Idomeni: scontri tra profughi e polizia ad un anno dal naufragio del 18 aprile 2015

14/04/2016 di Redazione
Idomeni:  scontri tra profughi e polizia ad un anno dal naufragio del 18 aprile 2015

All'avvio del provvedimento  conseguente l'accordo stipulato tra Ue e Turchia il 18 marzo, il numero dei migranti respinti ad oggi risulta essere di trecentoventisei mentre quello delle richieste d'asilo è in aumento costante nel paese ellenico, divenuto cosi da luogo di transito a luogo di destinazione per i flussi migratori. Il 4 Aprile sono iniziati  i primi respingimenti da Lesbo con due traghetti  diretti a Dikili, sulla costa turca, mentre altri migranti sono stati  imbarcati l'8 aprile.
Ma c'è chi, da settimane nell'accampamento-lager di Idomeni, non si arrende e rivendica il suo diritto a proseguire la "rotta dei Balcani". La protesta, iniziata con la diffusione di un volantino il 10 aprile che annunciava la marcia verso le barriere al confine greco-macedone, ha visto protagonisti i migranti nel tentativo di  forzare le reti di filo spinato e le barriere poste alla fine di febbraio per bloccare il flusso di persone in transito.  Secondo Medici Senza Frontiere più di trecento persone, tra cui bambini, sono rimaste ferite e intossicate dai gas lacrimogeni lanciati dalla polizia macedone che, secondo molteplici testimonianze, avrebbe anche sparato delle pallottole di gomma.   Almeno trenta persone sarebbero rimaste ferite in modo serio e ricoverate nell'ospedale di Kilkis. Le autorità di Skopje hanno negato l'uso delle pallottole mentre gli operatori umanitari governativi presenti sul posto hanno commentato la vicenda in questo modo: "L'uso indiscriminato di prodotti chimici, di proiettili di gomma e bombe assordanti contro persone vulnerabili, e soprattutto senza che tale forza sia giustificata, è un atto pericoloso e deplorevole". Dopo un breve arresto, la protesta è ricominciata nella mattinata del 13 aprile, giorno in cui era prevista 
la visita dei  presidenti di Macedonia, Slovenia e Croazia al centro di accoglienza profughi a Gevgelija, in territorio macedone. L'appuntamento è stato annullato per motivi di sicurezza.

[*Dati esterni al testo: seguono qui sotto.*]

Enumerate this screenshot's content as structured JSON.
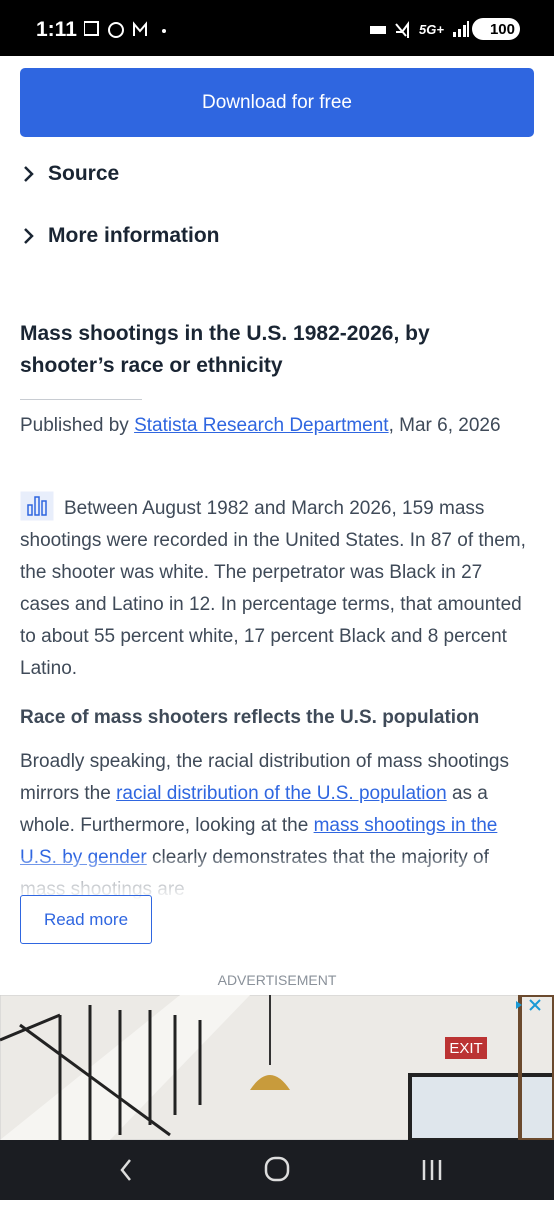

Il Papa, a fine udienza generale con i gruppi italiani, ha invece confermato la sua intenzione di recarsi a Lesbo nella giornata di Sabato 16 aprile insieme al patriarca di Costantinopoli Bartolomeo e l'arcivescovo di Atene Hieronymos, per "esprimere vicinanza e solidarietà sia ai profughi , sia ai cittadini di Lesbo e a tutto il popolo greco tanta generoso nella accoglienza".
Tra pochi giorni si celebrerà il primo anniversario del naufragio del 18 aprile 2015, che con i suoi circa 800 morti ha rappresentato il più letale incidente in mare dalla seconda guerra mondiale.
A quasi un anno di distanza, l'occidente si barrica.